Like I said, Arc 5 is about answering some of the questions that have been buzzing around this story from the very start. ‘Tainted promises’ isn’t explicit but it does have some pretty strong clues and indicators.
For most of the time I’ve been writing TMC, I’ve worried about NOT saying enough. I’ve been concerned that it’s a bit too vague and obtuse, with a) no clear baddie, b) no clear backstory and c) no clear threat. There’s been hints of all three all the wya through, sure, but none of it has come into focus. If I’ve done that right, it’s hopefully been mysterious and intriguing – but it could very easily just be tedious, frustrating or confusing. Given that people are STILL reading the book I assume it’s worked to some degree, though.
Arc 5, therefore, is turning out to be a LOT of fun. Rather than raising questions upon questions, I now get to start dropping big hints, which will gradually form up into actual reveals. There’s a certain thrill to that slow drawing back of the curtain.

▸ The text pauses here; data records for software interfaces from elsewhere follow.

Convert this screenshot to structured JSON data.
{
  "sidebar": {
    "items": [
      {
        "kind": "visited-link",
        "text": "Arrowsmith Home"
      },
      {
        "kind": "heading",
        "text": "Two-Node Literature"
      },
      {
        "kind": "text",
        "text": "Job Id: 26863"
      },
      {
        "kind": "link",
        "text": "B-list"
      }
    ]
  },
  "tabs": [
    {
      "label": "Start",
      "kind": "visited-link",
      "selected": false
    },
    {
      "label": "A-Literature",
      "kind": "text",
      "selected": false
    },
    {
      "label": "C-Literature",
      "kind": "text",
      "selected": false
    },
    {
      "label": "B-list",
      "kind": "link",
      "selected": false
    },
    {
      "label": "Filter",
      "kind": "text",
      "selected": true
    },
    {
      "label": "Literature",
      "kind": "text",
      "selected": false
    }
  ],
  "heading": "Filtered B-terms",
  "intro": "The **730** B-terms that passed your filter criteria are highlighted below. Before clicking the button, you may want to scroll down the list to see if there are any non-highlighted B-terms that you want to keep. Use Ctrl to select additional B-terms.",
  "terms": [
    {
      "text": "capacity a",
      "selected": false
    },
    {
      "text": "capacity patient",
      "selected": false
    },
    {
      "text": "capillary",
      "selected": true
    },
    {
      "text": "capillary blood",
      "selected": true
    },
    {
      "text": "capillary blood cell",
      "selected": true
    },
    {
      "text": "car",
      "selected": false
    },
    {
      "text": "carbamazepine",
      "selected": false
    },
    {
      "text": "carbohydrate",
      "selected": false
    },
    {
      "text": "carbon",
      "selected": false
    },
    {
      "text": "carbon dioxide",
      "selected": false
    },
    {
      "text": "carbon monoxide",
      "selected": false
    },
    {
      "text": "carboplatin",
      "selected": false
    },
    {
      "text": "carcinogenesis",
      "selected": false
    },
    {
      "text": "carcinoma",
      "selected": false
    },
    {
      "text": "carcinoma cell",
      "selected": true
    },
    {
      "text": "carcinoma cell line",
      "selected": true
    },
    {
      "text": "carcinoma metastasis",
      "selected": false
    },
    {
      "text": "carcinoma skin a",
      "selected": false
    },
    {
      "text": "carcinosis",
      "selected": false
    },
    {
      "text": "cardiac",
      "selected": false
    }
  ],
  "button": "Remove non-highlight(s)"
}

In this chapter we continue to get the sense of how Pienya has been influenced throughout her life, suffering subtle and pernicious emotional abuse from Queen Anja, always pit against Kirya. Always the inferior sister – and not even recognised as a sister, despite being almost adopted by the queen. It’s a far cry from the character’s representation in the original draft, where she was simply an antagonist, monotonous henchman.
Here’s how she was introduced back in that first draft, on page 50:
“A clinking of metal prompted Feng to glance over Kyra’s shoulder and immediately return to his normal, reserved self. Kyra knew who it was before she even turned to look. With her brown leather uniform overlaid with chainmail and light armour plating, Pienya Martoc was an imposing young woman, only a few years older than Kyra. As the queen’s protector she carried herself with a quiet and cold intensity, her eyes constantly searching for a hint of deception or a treasonous thought. The tight armour outlined her strong but slight figure, her size disguising a hidden strength that enabled her to stand tall in such an uncompromising uniform. Small flecks of white interspersed her otherwise deep black hair that flowed almost to her ankles from beneath a wafer-thin, silver headpiece.”
Aside from anything else, I used to write a LOT more description upon first meeting a character. These days I tend to prefer to keep detail light and let the reader interpret the character according to their behaviour and a few key observations.
Back to ‘Tainted Promises’ – this chapter is all double-speak and manipulations, with Anja sounding entirely reasonable while saying entirely unreasonable things. She present highly circumspect thoughts as being in the king’s best interest. Pienya, alas, isn’t yet savvy enough to recognise that – I’m not sure she ever will be.